Dorobienie niecałych stu metrów jednego pasa Trasy Łazienkowskiej na odcinku ulicy Wawelskiej między Alejami Nieodległości za ulicę Krzywickiego umożliwiłoby mniej kolizyjne włączanie się wjeżdżających w Trasę z Niepodległości i skręcających w Krzywickiego. A że jest to jedyny skręt w lewo z Niepodległości w ten rejon Ochoty, to te sto metrów korkuje się non stop. I to miejsce jest zakorkowane od dziesiątków lat, i tyleż samo czasu trwa sugerowanie zmiany w tym miejscu.
Wawelska na odcinku od al. Niepodległości do Krzywickiego. Ten krótki fragment, to drobne przeoczenie projektantów z lat 70. ubiegłego wieku trwa i krew psuje już kolejnyemu pokoleniu stołecznych kierowców. Czy do zmiany potrzeba aż tak wiele?
Wystarczy się rozejrzeć
Takich miejsc w Warszawie jest wiele i może władze miasta powinny zrobić stosowny remanent. Bo czasem wystarczy pomyśleć, rozejrzeć się i – jak w wielu miastach świata – zrobić więcej ulic jednokierunkowych, mniej skrętów w lewo, a w zamian za to skręty w prawo, w prawo i w prawo ulicami jednokierunkowymi. Tyle, że robiąc je też trzeba myśleć. I to nie tak, jak w czasie upiększania ulicy Nowogrodzkiej pod siedzibą PiS, kiedy to wprowadzono jeden kierunek na krótkim odcinku. W efekcie cały ruch z Nowogrodzkiej musi włączyć się w zakorkowaną Koszykową, a ten z kolei z Koszykowej musi się dostać do Raszyńskiej.

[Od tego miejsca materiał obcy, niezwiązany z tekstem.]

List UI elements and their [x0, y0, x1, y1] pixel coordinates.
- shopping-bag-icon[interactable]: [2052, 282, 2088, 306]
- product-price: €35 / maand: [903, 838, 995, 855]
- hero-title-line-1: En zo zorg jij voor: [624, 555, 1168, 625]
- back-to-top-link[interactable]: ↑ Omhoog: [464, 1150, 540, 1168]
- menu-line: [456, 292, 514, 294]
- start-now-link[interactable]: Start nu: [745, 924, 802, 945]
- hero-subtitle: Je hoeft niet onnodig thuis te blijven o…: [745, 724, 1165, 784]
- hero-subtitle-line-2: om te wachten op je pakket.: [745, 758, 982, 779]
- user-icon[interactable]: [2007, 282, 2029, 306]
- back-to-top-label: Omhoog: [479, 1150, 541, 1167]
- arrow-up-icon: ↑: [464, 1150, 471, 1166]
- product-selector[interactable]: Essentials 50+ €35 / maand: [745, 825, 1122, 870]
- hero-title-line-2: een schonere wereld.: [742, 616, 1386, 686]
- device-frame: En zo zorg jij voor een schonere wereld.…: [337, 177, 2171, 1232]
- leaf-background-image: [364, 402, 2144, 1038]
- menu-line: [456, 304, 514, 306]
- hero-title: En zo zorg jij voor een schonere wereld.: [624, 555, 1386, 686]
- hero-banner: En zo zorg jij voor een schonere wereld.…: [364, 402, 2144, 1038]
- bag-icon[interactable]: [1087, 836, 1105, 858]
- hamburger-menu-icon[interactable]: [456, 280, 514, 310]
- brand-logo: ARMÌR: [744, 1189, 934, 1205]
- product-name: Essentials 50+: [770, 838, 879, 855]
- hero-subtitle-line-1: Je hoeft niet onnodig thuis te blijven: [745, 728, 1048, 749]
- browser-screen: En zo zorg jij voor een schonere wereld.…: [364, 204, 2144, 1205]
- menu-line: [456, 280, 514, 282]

Zbieg Nowogrodzkiej z Koszykową przy Raszyńskiej. Jakże inna pod koniec lat 30. była pozycja w tej drogowej układance ulicy Raszyńskiej. No, ale EKD (dziś WKD) dawała argumenty
Wprawdzie po latach starań – również mieszkańców z okolicy – założono kilka lat temu światła na rogu Koszykowej i Raszyńskiej. Tyle, że co jakiś czas zsynchronizowanie ich ze światłami na Placu Zawiszy się rozsynchronizowuje (może to nierealne?) i w efekcie mimo że auta z Koszykowej mają zielone, to stoją, bo nie mają dokąd jechać, gdyż skrzyżowanie z Raszyńską blokują ci, którzy na nie wjechali i czekają na zielone na Placu Zawiszy, żeby pojechać w stronę Towarowej. Placu ze świeżo wyremontowanymi torowiskami, tak wyprofilowanymi, że ani rolkarze, ani wrotkarze od dwóch miesięcy przejeżdżając Plac nie wywracają się i nie muszą zwalniać, bo nie czują, że przekraczają tory tramwajowe.